Titre: La position riemannienne du problème de la géométrisation et le conventionnalisme de Poincaré
Durée: 00:04:53   [00:13:25 > 00:18:18]
Selon A. Michel, Riemann a procédé au fond d'un point de vue kantien, en se demandant quelles sont les conditions de possibilité d'une mesure dans l'espace. Car c'est bien de l'espace, dont l'existence donnée garantit l'applicabilité des relations physiques, dont il est question. Or, prenant en compte l'existence d'une pluralité de géométries, la démarche de Riemann consiste alors à définir l'espace comme une détermination à l'intérieur du genre plus général de la grandeur étendue, dont chaque espèce est caractérisée par une géométrie. Poincaré, quand à lui, prendra une voie intermédiaire entre le rationalisme kantien et l'empirisme géométrique qu'il décèle chez Riemann : le conventionnalisme.
Titre: Le programme de Felix Klein et la réflexivité par la théorie des groupes
Durée: 00:05:57   [00:18:18 > 00:24:15]
Face au problème posé par la pluralité des géométries, l'idée fondamentale de Klein consiste à considérer les différents genre de géométries comme théories d'invariants de groupes donnés. Ainsi, l'espace n'est plus l'objet, mais le sujet du génitif : on parlera de l'espace de tel ou tel groupe, et non plus de transformations de l'espace. Cette montée vers l'abstraction est corrélée selon A. Michel à la réflexivité, en tant que remontée de l'objet vers la condition de possibilité de celui-ci.
Titre: La géométrie entre homogène et inhomogène
Durée: 00:05:26   [00:24:15 > 00:29:41]
Avec Klein, la géométrie est prise entre deux pôles. D'une part, un espace homogène , où les propriétés sont invariantes par l'action du groupe fondamental. De l'autre, un espace totalement inhomogène, où l'action du groupe fondamental consiste dans la seule identité. La géométrie riemannienne se trouve prise dans une telle inhomogénéité : on n'y fait pas intervenir l'espace entier, mais tout espace est défini de proche en proche par une forme différentielle.

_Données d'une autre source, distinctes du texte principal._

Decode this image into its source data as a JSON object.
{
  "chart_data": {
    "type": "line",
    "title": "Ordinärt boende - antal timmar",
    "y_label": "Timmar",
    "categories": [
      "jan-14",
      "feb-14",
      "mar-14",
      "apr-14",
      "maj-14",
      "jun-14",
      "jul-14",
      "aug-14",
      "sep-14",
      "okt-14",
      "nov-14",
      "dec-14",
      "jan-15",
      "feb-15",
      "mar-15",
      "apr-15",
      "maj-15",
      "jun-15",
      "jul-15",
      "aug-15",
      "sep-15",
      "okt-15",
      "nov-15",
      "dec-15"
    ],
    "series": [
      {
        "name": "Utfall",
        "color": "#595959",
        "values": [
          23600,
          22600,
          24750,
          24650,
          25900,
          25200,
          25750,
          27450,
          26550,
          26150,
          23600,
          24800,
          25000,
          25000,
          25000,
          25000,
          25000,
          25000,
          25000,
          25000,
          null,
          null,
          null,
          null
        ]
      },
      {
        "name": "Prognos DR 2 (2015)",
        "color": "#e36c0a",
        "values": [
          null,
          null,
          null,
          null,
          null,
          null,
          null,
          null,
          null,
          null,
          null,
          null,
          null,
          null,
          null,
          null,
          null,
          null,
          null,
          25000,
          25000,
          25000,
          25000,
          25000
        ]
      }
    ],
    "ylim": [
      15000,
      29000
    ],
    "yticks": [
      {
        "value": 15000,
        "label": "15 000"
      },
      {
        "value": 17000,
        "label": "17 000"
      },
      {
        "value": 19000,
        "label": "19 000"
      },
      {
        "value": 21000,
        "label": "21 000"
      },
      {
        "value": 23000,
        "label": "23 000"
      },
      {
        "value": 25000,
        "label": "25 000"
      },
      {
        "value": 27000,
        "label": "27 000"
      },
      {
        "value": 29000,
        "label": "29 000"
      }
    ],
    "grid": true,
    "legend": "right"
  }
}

Titre: La physique et la géométrie entre relativité restreinte et relativité générale
Durée: 00:03:08   [00:29:41 > 00:32:50]
Un problème semblable se pose dans le cadre de la théorie physique et de sa relation à la géométrie : les espaces-temps de la relativité restreinte sont homogènes par l'action du groupe de Lorentz, et la transposition du géométrique au physique est immédiate ; ceux de la relativité générale ne peuvent plus être soumis à de telles lois universelles, et les longueurs y sont définies de proche en proche par une forme différentielle.
Titre: La structure de la synthèse d'Elie Cartan
Durée: 00:06:18   [00:32:50 > 00:39:08]
Elie Cartan, pour pallier l'inhomogénéité de l'espace riemannien, fait appel à un outil développé par Levi-Civita, celui du "transport parallèle", qui lui permet d'exploiter la notion de développement le long d'une courbe paramétrée, et qui l'amène a définir son concept de "connexion". En substance, la généralisation des "espaces à connexion" permet d'étendre aux variétés riemanniennes la plupart des théorèmes de la géométrie euclidienne. Cela lui permet de faire le lien avec les géométries de Klein, qui, pour vu qu'elles soient à groupe fondamental simple, deviennent riemanienne par un choix convenable de l'élément générateur de l'espace.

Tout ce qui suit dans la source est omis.